When working with various types of video analysis, I often end up with video files without audio. So I need to add the audio track by copying either from the source video file or from a separate audio file. There are many ways of doing this. Many people would probably reach for a video editor, but the problem is that you would most likely end up recompressing both the audio and video file. A better solution is to use FFmpeg, the swizz-army knife of video processing.

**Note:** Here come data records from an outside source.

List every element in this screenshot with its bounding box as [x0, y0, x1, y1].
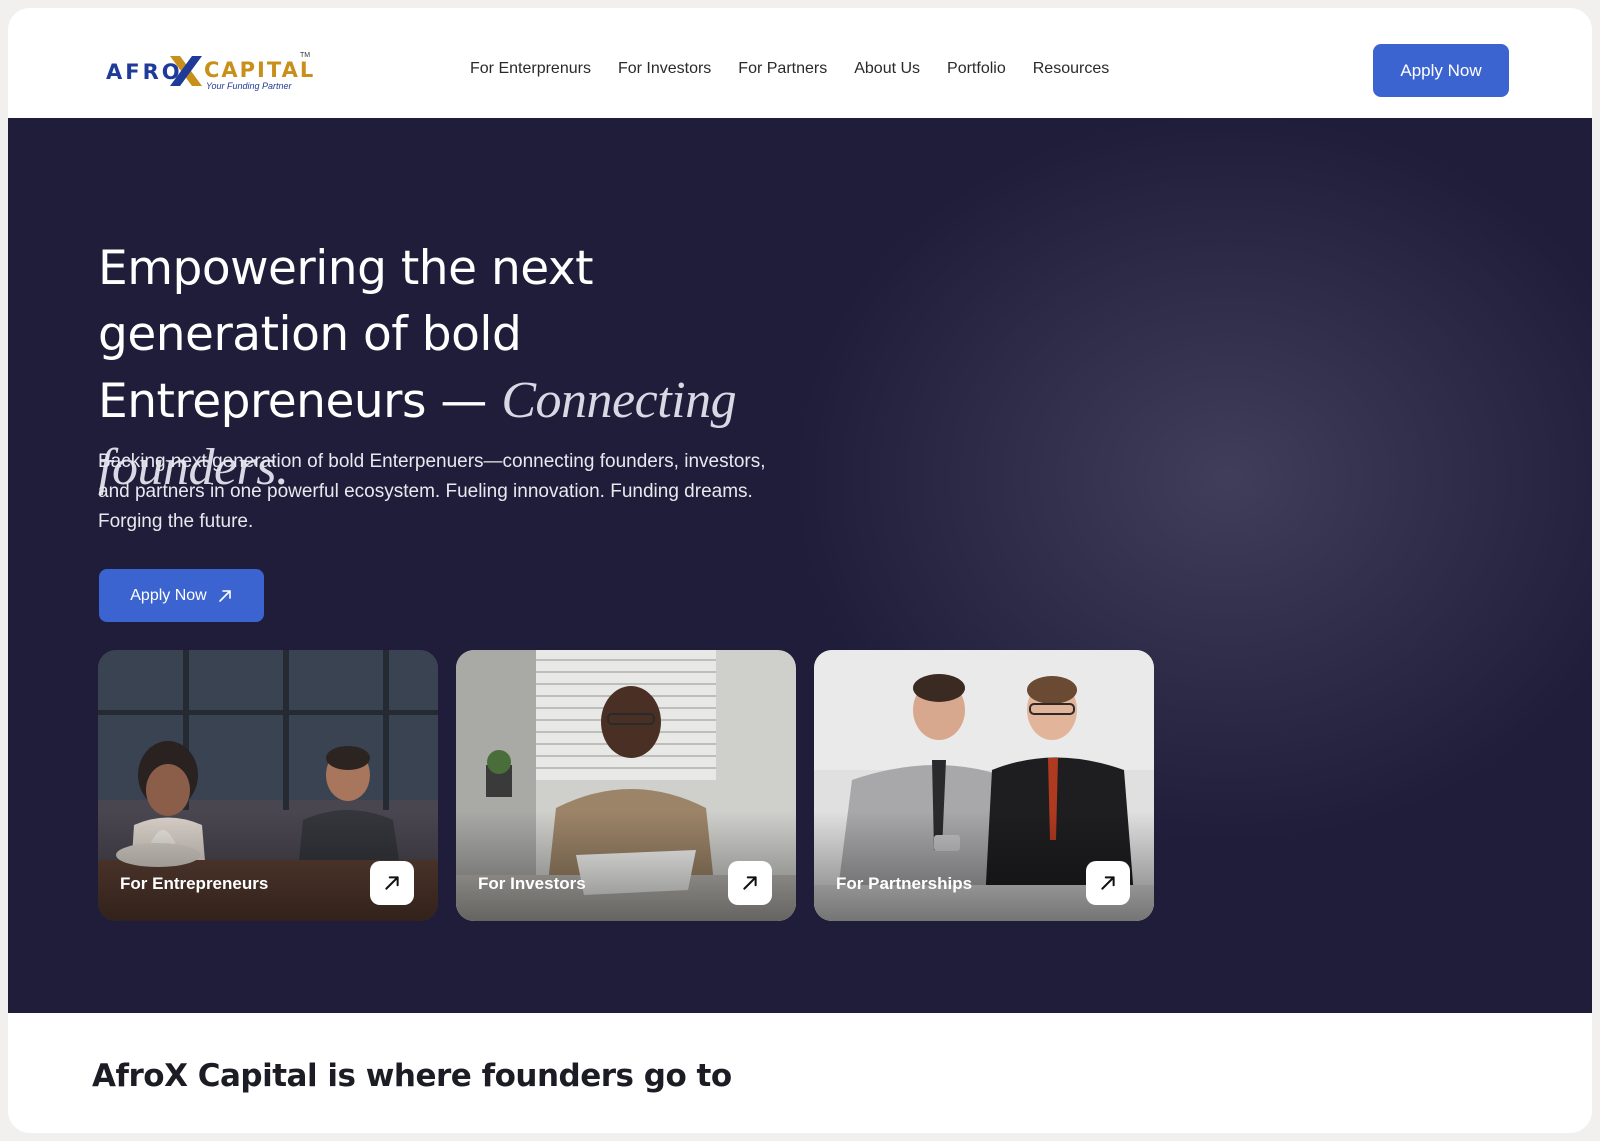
card-investors[interactable]: For Investors: [456, 650, 796, 921]
nav-item-about-us[interactable]: About Us: [854, 60, 920, 78]
card-entrepreneurs[interactable]: For Entrepreneurs: [98, 650, 438, 921]
browser-frame: AFRO CAPITAL TM Your Funding Partner For…: [0, 0, 1600, 1141]
hero-apply-now-button[interactable]: Apply Now: [99, 569, 264, 622]
nav-item-entrepreneurs[interactable]: For Enterprenurs: [470, 60, 591, 78]
arrow-up-right-icon: [218, 589, 231, 602]
arrow-up-right-icon: [1101, 876, 1115, 890]
card-investors-label: For Investors: [478, 874, 586, 893]
audience-cards: For Entrepreneurs For Investors For Part…: [98, 650, 1154, 921]
hero-section: Empowering the next generation of bold E…: [8, 118, 1592, 1013]
nav-item-investors[interactable]: For Investors: [618, 60, 711, 78]
logo-capital-text: CAPITAL: [204, 58, 316, 82]
logo-trademark: TM: [300, 52, 311, 59]
page-window: AFRO CAPITAL TM Your Funding Partner For…: [8, 8, 1592, 1133]
card-partnerships-label: For Partnerships: [836, 874, 973, 893]
card-partnerships-arrow[interactable]: [1086, 861, 1130, 905]
card-entrepreneurs-arrow[interactable]: [370, 861, 414, 905]
section-title-where-founders-go: AfroX Capital is where founders go to: [92, 1058, 732, 1094]
nav-item-resources[interactable]: Resources: [1033, 60, 1109, 78]
arrow-up-right-icon: [385, 876, 399, 890]
main-nav: For Enterprenurs For Investors For Partn…: [470, 60, 1136, 78]
nav-item-portfolio[interactable]: Portfolio: [947, 60, 1006, 78]
card-partnerships[interactable]: For Partnerships: [814, 650, 1154, 921]
logo-x-mark-icon: [170, 56, 202, 86]
afrox-logo[interactable]: AFRO CAPITAL TM Your Funding Partner: [106, 52, 316, 98]
logo-tagline: Your Funding Partner: [206, 81, 292, 91]
nav-item-partners[interactable]: For Partners: [738, 60, 827, 78]
hero-subtitle: Backing next generation of bold Enterpen…: [98, 451, 766, 532]
card-entrepreneurs-label: For Entrepreneurs: [120, 874, 269, 893]
arrow-up-right-icon: [743, 876, 757, 890]
site-header: AFRO CAPITAL TM Your Funding Partner For…: [8, 8, 1592, 118]
card-investors-arrow[interactable]: [728, 861, 772, 905]
hero-apply-now-label: Apply Now: [130, 586, 207, 604]
header-apply-now-button[interactable]: Apply Now: [1373, 44, 1509, 97]
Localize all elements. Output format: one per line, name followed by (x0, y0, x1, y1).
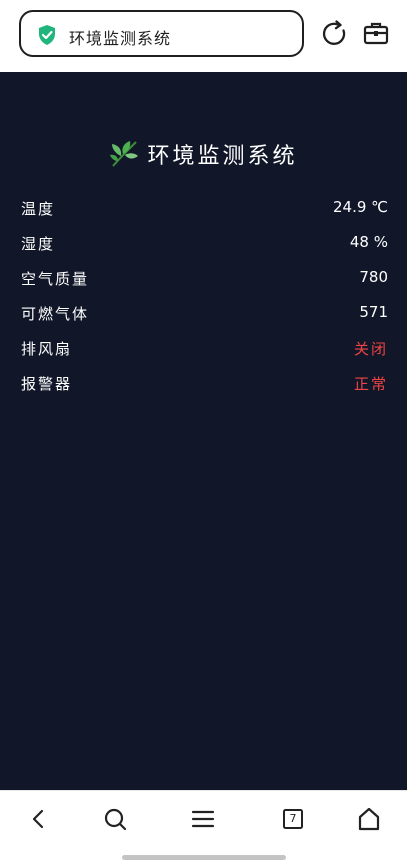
combustible-gas-row: 可燃气体 571 (21, 303, 388, 327)
humidity-value: 48 % (349, 233, 388, 251)
tabs-button[interactable]: 7 (280, 806, 306, 832)
temperature-label: 温度 (21, 200, 56, 218)
exhaust-fan-status: 关闭 (353, 340, 388, 358)
shield-check-icon[interactable] (37, 24, 57, 46)
home-indicator[interactable] (122, 855, 286, 860)
air-quality-row: 空气质量 780 (21, 268, 388, 292)
temperature-value: 24.9 ℃ (332, 198, 388, 216)
combustible-gas-label: 可燃气体 (21, 305, 90, 323)
alarm-label: 报警器 (21, 375, 73, 393)
page-title-text: 环境监测系统 (147, 144, 298, 169)
page-content: 环境监测系统 温度 24.9 ℃ 湿度 48 % 空气质量 780 可燃气体 5… (0, 72, 407, 790)
back-icon[interactable] (26, 806, 52, 832)
temperature-row: 温度 24.9 ℃ (21, 198, 388, 222)
herb-leaf-icon (110, 141, 139, 167)
combustible-gas-value: 571 (359, 303, 388, 321)
menu-icon[interactable] (190, 806, 216, 832)
address-bar[interactable]: 环境监测系统 (19, 10, 304, 57)
air-quality-value: 780 (359, 268, 388, 286)
home-icon[interactable] (356, 806, 382, 832)
address-text[interactable]: 环境监测系统 (69, 25, 171, 49)
humidity-label: 湿度 (21, 235, 56, 253)
air-quality-label: 空气质量 (21, 270, 90, 288)
page-title: 环境监测系统 (0, 138, 407, 170)
exhaust-fan-label: 排风扇 (21, 340, 73, 358)
tab-count: 7 (289, 812, 297, 825)
browser-top-bar: 环境监测系统 (0, 0, 407, 72)
browser-bottom-nav: 7 (0, 790, 407, 866)
alarm-status: 正常 (353, 375, 388, 393)
humidity-row: 湿度 48 % (21, 233, 388, 257)
exhaust-fan-row: 排风扇 关闭 (21, 338, 388, 362)
toolbox-icon[interactable] (362, 20, 390, 48)
reload-icon[interactable] (321, 20, 349, 48)
search-icon[interactable] (102, 806, 128, 832)
alarm-row: 报警器 正常 (21, 373, 388, 397)
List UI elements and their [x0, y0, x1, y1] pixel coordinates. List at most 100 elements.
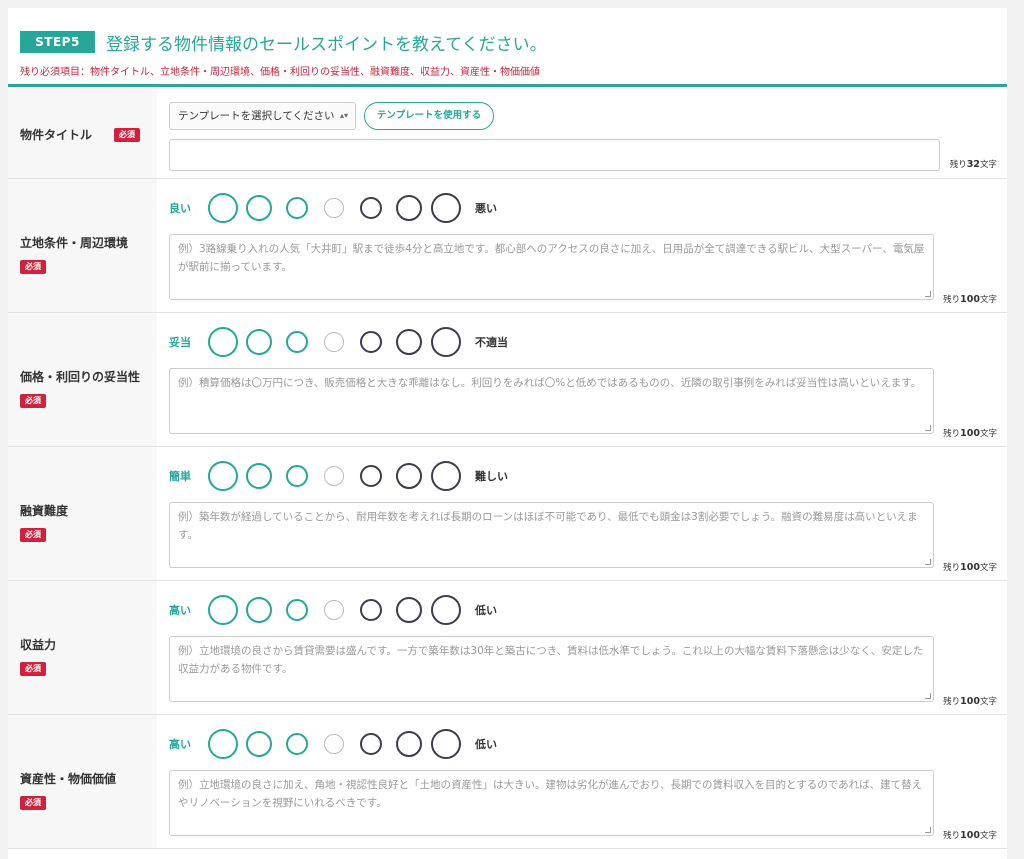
resize-grip-icon[interactable] — [925, 425, 931, 431]
row-body: 高い 低い 例）立地環境の良さに加え、角地・視認性良好と「土地の資産性」は大きい… — [157, 715, 1007, 848]
rating-right-label: 低い — [475, 604, 497, 617]
resize-grip-icon[interactable] — [925, 559, 931, 565]
remaining-chars: 残り100文字 — [943, 427, 997, 439]
template-select-value: テンプレートを選択してください — [178, 110, 335, 122]
rating-option-3[interactable] — [286, 599, 308, 621]
resize-grip-icon[interactable] — [925, 291, 931, 297]
remaining-prefix: 残り — [943, 831, 961, 841]
rating-option-7[interactable] — [431, 595, 461, 625]
field-label: 融資難度 — [20, 504, 69, 518]
field-label: 価格・利回りの妥当性 — [20, 370, 141, 384]
field-label: 立地条件・周辺環境 — [20, 236, 129, 250]
rating-right-label: 低い — [475, 738, 497, 751]
description-textarea[interactable]: 例）積算価格は〇万円につき、販売価格と大きな乖離はなし。利回りをみれば〇%と低め… — [169, 368, 934, 434]
rating-option-1[interactable] — [208, 193, 238, 223]
template-select[interactable]: テンプレートを選択してください ▴▾ — [169, 102, 356, 130]
rating-option-1[interactable] — [208, 729, 238, 759]
remaining-chars: 残り100文字 — [943, 695, 997, 707]
rating-option-7[interactable] — [431, 461, 461, 491]
required-badge: 必須 — [20, 796, 46, 810]
rating-option-1[interactable] — [208, 461, 238, 491]
remaining-count: 100 — [960, 428, 980, 439]
rating-option-4[interactable] — [324, 734, 344, 754]
rating-option-7[interactable] — [431, 327, 461, 357]
row-loan-difficulty: 融資難度 必須 簡単 難しい 例）築年数が経過していることから、耐用年数を考えれ… — [8, 447, 1007, 581]
rating-option-2[interactable] — [246, 195, 272, 221]
required-badge: 必須 — [20, 260, 46, 274]
row-label-cell: 立地条件・周辺環境 必須 — [8, 179, 157, 312]
rating-option-4[interactable] — [324, 466, 344, 486]
rating-option-3[interactable] — [286, 331, 308, 353]
rating-left-label: 高い — [169, 738, 191, 751]
remaining-suffix: 文字 — [979, 295, 997, 305]
textarea-placeholder: 例）立地環境の良さから賃貸需要は盛んです。一方で築年数は30年と築古につき、賃料… — [178, 645, 924, 675]
description-textarea[interactable]: 例）3路線乗り入れの人気「大井町」駅まで徒歩4分と高立地です。都心部へのアクセス… — [169, 234, 934, 300]
row-body: 高い 低い 例）立地環境の良さから賃貸需要は盛んです。一方で築年数は30年と築古… — [157, 581, 1007, 714]
textarea-placeholder: 例）3路線乗り入れの人気「大井町」駅まで徒歩4分と高立地です。都心部へのアクセス… — [178, 243, 925, 273]
rating-option-1[interactable] — [208, 595, 238, 625]
rating-option-3[interactable] — [286, 197, 308, 219]
remaining-count: 100 — [960, 830, 980, 841]
row-label-cell: 価格・利回りの妥当性 必須 — [8, 313, 157, 446]
rating-option-2[interactable] — [246, 597, 272, 623]
step-header: STEP5 登録する物件情報のセールスポイントを教えてください。 残り必須項目：… — [8, 8, 1007, 87]
rating-option-4[interactable] — [324, 198, 344, 218]
rating-right-label: 不適当 — [475, 336, 508, 349]
row-earning-power: 収益力 必須 高い 低い 例）立地環境の良さから賃貸需要は盛んです。一方で築年数… — [8, 581, 1007, 715]
rating-option-7[interactable] — [431, 729, 461, 759]
rating-option-5[interactable] — [360, 331, 382, 353]
row-label-cell: 資産性・物価価値 必須 — [8, 715, 157, 848]
use-template-button[interactable]: テンプレートを使用する — [364, 102, 494, 130]
rating-option-2[interactable] — [246, 731, 272, 757]
description-textarea[interactable]: 例）立地環境の良さに加え、角地・視認性良好と「土地の資産性」は大きい。建物は劣化… — [169, 770, 934, 836]
rating-option-6[interactable] — [396, 329, 422, 355]
row-label-cell: 収益力 必須 — [8, 581, 157, 714]
rating-right-label: 難しい — [475, 470, 508, 483]
resize-grip-icon[interactable] — [925, 693, 931, 699]
rating-option-6[interactable] — [396, 463, 422, 489]
rating-option-3[interactable] — [286, 733, 308, 755]
rating-option-1[interactable] — [208, 327, 238, 357]
rating-option-2[interactable] — [246, 463, 272, 489]
rating-option-3[interactable] — [286, 465, 308, 487]
rating-option-6[interactable] — [396, 731, 422, 757]
rating-option-5[interactable] — [360, 465, 382, 487]
remaining-chars: 残り100文字 — [943, 561, 997, 573]
remaining-chars: 残り100文字 — [943, 829, 997, 841]
rating-left-label: 妥当 — [169, 336, 191, 349]
remaining-prefix: 残り — [943, 563, 961, 573]
field-label: 物件タイトル — [20, 128, 93, 142]
resize-grip-icon[interactable] — [925, 827, 931, 833]
rating-left-label: 高い — [169, 604, 191, 617]
field-label: 収益力 — [20, 638, 57, 652]
row-label-cell: 融資難度 必須 — [8, 447, 157, 580]
property-title-input[interactable] — [169, 139, 940, 171]
rating-option-6[interactable] — [396, 195, 422, 221]
description-textarea[interactable]: 例）立地環境の良さから賃貸需要は盛んです。一方で築年数は30年と築古につき、賃料… — [169, 636, 934, 702]
rating-option-5[interactable] — [360, 599, 382, 621]
select-arrows-icon: ▴▾ — [339, 111, 348, 120]
remaining-count: 32 — [966, 159, 980, 170]
remaining-required-note: 残り必須項目：物件タイトル、立地条件・周辺環境、価格・利回りの妥当性、融資難度、… — [20, 67, 540, 78]
description-textarea[interactable]: 例）築年数が経過していることから、耐用年数を考えれば長期のローンはほぼ不可能であ… — [169, 502, 934, 568]
rating-option-2[interactable] — [246, 329, 272, 355]
rating-option-4[interactable] — [324, 600, 344, 620]
row-price-yield: 価格・利回りの妥当性 必須 妥当 不適当 例）積算価格は〇万円につき、販売価格と… — [8, 313, 1007, 447]
rating-option-6[interactable] — [396, 597, 422, 623]
rating-option-4[interactable] — [324, 332, 344, 352]
row-location: 立地条件・周辺環境 必須 良い 悪い 例）3路線乗り入れの人気「大井町」駅まで徒… — [8, 179, 1007, 313]
field-label: 資産性・物価価値 — [20, 772, 117, 786]
required-badge: 必須 — [20, 394, 46, 408]
rating-option-7[interactable] — [431, 193, 461, 223]
remaining-prefix: 残り — [949, 160, 967, 170]
rating-left-label: 簡単 — [169, 470, 191, 483]
remaining-count: 100 — [960, 696, 980, 707]
textarea-placeholder: 例）築年数が経過していることから、耐用年数を考えれば長期のローンはほぼ不可能であ… — [178, 511, 918, 541]
rating-right-label: 悪い — [475, 202, 497, 215]
rating-option-5[interactable] — [360, 197, 382, 219]
remaining-chars: 残り100文字 — [943, 293, 997, 305]
textarea-placeholder: 例）積算価格は〇万円につき、販売価格と大きな乖離はなし。利回りをみれば〇%と低め… — [178, 377, 922, 389]
remaining-suffix: 文字 — [979, 160, 997, 170]
rating-option-5[interactable] — [360, 733, 382, 755]
row-body: 妥当 不適当 例）積算価格は〇万円につき、販売価格と大きな乖離はなし。利回りをみ… — [157, 313, 1007, 446]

As long as you know that the audio and video files you want to combine are the same duration, this is an easy task. Say that you have two video files:
- input1.mp4 = original video with audio
- input2.avi = analysis video without audio
Then you can use this one-liner to copy the audio from one file to the other:
ffmpeg -i input1.mp4 -i input2.avi -c copy -map 1:v:0 -map 0:a:0 -shortest output.avi
The output.avi file will have the same video content as input2.avi, but with audio from input1.mp4. Note that this is a lossless (and fast) procedure, it will just copy the content from the source files.
If you want to convert (and compress) the file in one operation, you can use this one-liner to export an MP4 file with .h264 video and aac audio compression:
ffmpeg -i input1.mp4 -i input2.avi -c copy -map 1:v:0 -map 0:a:0 -shortest -c:v mpeg4 -c:a aac output.mp4
Since this involves compressing the file, it will take (much longer) than the first method.